Epoxy-based Nanocomposites with Transition Metal Carbides (MXenes)

C.B. Hatter, Y. Gogotsi
Drexel University,
United States

Keywords: nanocomposites, MXenes, polymers, mechanical


Polymers offer a wide variety of uses in aerospace, additive manufacturing, and energy storage applications, to name a few. These materials provide both flexibility and durability, however mechanical stability and electrical conductivity can be further improved with the incorporation of filler materials. Two-dimensional (2D) transition metal carbides and nitrides (MXenes) offer rich chemistries and metallic conductivity and hydrophilicity coupled with good mechanical properties. Additionally, the aqueous environment for MXene synthesis results in various tunable surface terminations. MXene-polymer composites have been studied as electrodes in supercapacitors and Li-ion batteries, water desalination, electromagnetic interference shielding, and biomedical applications.

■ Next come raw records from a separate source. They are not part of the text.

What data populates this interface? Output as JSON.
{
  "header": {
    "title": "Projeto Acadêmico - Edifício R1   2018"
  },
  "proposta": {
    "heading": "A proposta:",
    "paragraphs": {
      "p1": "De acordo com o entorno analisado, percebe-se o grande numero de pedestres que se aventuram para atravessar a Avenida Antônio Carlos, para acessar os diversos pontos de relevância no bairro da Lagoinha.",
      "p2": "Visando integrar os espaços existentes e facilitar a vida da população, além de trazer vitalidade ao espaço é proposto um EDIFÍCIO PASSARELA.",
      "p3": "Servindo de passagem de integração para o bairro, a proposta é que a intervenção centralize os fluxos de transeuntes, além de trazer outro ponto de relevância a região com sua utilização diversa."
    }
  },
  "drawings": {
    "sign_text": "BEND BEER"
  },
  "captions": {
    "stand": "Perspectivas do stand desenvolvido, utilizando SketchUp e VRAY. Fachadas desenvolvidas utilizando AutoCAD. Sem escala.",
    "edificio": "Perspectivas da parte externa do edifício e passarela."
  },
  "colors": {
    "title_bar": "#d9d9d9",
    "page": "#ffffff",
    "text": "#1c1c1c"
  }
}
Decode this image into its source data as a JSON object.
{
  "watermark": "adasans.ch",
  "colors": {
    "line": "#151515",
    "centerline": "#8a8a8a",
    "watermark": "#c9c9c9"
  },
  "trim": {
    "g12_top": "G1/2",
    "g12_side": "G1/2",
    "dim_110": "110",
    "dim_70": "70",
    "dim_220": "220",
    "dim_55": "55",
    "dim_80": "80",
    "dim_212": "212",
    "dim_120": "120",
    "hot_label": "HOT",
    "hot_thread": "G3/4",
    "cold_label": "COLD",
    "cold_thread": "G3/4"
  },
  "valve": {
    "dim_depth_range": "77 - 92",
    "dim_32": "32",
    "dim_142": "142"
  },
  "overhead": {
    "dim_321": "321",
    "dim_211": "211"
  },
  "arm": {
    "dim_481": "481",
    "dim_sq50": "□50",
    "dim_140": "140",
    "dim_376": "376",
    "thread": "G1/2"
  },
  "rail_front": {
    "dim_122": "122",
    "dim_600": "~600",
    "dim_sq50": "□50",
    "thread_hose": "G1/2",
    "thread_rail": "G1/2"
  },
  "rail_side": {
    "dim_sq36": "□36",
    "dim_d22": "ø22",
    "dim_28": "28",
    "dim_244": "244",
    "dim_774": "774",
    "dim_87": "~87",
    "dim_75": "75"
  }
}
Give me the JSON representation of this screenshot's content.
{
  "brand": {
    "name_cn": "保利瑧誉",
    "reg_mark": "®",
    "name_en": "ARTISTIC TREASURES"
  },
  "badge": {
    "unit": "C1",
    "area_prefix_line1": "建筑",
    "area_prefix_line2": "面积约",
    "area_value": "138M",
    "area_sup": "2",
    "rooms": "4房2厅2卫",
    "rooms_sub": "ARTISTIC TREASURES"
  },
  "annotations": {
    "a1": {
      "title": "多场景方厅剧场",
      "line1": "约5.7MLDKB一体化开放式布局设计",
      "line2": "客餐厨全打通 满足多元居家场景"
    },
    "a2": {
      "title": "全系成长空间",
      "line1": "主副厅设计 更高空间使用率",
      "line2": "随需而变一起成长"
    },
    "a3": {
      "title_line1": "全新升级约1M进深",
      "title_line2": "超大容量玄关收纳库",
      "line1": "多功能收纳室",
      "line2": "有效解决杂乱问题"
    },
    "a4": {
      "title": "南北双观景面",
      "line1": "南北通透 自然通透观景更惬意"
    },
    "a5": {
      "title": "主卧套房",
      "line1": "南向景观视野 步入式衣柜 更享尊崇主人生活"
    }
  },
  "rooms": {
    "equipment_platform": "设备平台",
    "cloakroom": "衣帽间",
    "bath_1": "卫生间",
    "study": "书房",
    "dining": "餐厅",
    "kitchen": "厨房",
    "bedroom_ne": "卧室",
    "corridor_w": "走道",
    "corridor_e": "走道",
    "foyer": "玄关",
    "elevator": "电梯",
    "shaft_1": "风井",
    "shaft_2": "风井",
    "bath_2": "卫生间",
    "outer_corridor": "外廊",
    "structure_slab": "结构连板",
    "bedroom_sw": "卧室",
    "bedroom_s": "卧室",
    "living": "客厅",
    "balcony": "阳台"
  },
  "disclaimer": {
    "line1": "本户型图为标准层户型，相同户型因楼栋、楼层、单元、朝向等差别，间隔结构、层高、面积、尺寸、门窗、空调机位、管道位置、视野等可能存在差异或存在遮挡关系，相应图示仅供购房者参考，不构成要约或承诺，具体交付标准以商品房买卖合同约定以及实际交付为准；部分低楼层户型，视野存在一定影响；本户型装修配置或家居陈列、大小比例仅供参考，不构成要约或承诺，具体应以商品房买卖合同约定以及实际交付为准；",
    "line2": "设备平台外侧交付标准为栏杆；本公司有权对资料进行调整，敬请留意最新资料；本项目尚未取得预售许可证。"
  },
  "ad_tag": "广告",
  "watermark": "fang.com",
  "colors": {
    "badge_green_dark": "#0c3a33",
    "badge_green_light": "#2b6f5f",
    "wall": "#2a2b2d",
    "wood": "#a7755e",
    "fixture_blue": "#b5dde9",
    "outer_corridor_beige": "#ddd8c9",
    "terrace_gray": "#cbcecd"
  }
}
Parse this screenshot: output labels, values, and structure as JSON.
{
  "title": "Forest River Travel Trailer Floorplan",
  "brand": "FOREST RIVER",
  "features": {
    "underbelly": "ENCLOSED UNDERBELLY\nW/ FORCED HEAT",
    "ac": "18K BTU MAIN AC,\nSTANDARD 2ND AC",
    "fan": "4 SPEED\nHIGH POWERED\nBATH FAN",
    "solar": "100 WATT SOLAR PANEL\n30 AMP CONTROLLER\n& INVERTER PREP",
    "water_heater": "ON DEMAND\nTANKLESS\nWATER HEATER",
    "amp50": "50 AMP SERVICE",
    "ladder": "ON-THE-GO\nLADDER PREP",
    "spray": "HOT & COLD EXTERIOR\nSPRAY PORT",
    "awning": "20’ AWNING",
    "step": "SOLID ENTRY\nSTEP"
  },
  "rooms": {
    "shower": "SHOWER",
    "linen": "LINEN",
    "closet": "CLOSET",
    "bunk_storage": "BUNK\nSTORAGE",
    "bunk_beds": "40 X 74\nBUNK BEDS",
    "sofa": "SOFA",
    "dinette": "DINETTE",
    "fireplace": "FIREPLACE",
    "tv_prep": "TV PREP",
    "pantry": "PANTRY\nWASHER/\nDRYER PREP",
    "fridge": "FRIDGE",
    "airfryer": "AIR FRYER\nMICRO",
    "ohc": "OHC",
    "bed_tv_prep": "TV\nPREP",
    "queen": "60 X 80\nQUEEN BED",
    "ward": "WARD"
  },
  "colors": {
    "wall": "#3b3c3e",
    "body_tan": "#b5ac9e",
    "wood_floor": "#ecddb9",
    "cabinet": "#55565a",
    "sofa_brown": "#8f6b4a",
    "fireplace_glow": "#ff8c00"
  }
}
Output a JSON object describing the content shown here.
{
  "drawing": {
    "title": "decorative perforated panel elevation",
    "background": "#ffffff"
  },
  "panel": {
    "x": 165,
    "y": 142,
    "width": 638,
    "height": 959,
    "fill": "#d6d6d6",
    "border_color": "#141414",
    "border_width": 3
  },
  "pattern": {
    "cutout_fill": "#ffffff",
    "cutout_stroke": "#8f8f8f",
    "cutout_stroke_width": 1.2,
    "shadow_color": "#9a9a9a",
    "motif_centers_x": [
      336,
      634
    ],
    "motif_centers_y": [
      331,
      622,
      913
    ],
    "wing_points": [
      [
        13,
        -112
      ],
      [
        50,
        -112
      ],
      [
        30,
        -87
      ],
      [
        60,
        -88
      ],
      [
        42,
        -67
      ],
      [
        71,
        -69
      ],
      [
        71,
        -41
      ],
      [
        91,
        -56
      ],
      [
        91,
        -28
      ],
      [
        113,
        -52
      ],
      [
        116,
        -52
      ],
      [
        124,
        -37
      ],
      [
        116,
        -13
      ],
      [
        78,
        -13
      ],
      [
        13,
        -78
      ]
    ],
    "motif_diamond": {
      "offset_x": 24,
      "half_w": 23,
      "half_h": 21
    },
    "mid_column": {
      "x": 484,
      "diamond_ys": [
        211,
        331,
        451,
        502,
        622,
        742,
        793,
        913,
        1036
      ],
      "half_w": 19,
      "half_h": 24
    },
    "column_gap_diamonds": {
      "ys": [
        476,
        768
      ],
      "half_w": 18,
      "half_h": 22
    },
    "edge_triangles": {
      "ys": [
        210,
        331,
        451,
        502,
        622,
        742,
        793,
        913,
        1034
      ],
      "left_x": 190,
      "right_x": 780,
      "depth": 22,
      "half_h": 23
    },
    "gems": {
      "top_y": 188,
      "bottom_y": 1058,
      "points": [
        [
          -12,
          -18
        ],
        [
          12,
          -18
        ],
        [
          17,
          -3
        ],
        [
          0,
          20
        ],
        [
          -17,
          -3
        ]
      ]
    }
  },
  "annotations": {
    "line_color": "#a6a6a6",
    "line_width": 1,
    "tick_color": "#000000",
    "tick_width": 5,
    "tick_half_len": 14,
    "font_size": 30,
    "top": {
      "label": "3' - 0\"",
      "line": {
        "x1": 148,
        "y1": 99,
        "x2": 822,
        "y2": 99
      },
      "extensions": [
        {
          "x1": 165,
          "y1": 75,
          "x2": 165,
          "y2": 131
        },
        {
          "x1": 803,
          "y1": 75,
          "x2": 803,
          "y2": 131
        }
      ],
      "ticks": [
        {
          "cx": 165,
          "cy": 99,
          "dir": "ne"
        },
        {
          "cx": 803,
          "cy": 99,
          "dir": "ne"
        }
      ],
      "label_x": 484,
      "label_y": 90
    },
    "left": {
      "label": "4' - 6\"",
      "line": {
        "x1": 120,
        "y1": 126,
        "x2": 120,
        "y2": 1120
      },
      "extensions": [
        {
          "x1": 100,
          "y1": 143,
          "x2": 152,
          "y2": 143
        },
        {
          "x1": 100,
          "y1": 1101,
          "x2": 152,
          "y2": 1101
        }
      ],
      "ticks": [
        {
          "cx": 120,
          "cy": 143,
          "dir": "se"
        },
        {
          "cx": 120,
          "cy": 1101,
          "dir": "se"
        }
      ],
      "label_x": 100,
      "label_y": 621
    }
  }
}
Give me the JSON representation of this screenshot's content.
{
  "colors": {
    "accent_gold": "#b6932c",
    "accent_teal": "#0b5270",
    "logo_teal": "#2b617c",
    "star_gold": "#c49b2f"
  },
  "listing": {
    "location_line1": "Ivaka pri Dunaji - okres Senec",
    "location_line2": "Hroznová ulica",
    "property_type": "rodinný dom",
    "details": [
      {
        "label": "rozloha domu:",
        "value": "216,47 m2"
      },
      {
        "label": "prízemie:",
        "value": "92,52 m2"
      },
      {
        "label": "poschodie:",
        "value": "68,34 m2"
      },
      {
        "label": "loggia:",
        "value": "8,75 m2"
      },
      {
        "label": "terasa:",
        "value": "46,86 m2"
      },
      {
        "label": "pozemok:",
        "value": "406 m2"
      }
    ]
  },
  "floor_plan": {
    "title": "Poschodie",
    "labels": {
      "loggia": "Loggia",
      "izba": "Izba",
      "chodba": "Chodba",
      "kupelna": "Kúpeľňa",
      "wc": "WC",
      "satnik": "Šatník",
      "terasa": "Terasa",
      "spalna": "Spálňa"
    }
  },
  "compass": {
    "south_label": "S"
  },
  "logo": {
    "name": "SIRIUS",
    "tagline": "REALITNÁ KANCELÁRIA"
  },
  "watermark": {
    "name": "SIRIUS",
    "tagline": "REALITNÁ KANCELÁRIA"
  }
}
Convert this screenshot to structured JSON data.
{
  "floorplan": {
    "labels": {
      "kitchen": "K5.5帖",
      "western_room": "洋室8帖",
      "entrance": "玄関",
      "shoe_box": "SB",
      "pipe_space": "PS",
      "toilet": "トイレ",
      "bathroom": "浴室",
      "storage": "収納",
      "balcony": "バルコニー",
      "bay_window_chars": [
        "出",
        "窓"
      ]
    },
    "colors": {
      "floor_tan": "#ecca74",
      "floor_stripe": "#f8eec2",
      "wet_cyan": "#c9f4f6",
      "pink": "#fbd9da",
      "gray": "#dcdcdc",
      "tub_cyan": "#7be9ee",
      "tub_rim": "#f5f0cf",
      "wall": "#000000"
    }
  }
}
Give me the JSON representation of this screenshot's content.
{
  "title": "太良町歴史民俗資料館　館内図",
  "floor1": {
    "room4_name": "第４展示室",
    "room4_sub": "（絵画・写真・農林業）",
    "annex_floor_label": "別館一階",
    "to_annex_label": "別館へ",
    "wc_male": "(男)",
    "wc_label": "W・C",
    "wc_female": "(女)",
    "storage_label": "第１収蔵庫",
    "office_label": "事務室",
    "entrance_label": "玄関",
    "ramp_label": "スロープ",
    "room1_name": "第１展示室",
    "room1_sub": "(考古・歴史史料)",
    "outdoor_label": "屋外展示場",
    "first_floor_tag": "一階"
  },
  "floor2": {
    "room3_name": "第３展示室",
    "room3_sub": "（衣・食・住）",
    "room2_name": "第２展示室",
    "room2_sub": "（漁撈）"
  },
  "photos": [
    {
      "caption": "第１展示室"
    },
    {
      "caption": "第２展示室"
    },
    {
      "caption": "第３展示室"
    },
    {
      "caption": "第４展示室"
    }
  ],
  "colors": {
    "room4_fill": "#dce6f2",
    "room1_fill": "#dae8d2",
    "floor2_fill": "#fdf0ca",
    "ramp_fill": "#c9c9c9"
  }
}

However, few studies have focused on the role of MXenes in improving mechanical and electrical properties of epoxy-matrix composites through optimized dispersion of filler and strong bonding at the interfacial region. Ti3C2 MXene has been shown to have a Young’s modulus of 330 GPa, surpassing both GO and rGO and making it one of the strongest solution-processable 2D materials. Additionally, effects of glass transition temperature, onset of curing, and heat of reaction with incorporation of MXene nanofillers have yet to be explored. Here, we present a systematic study of Ti3C2 MXene-epoxy composites with a strong interface and uniform dispersion resulting in improved both electrical and mechanical properties. An increase in Tg and decrease in heat of reaction were also observed for small quantities of MXene filler. Lastly, we explored transferring of MXene properties to common epoxy-based fiber-reinforced composites to add new damage-sensing capabilities.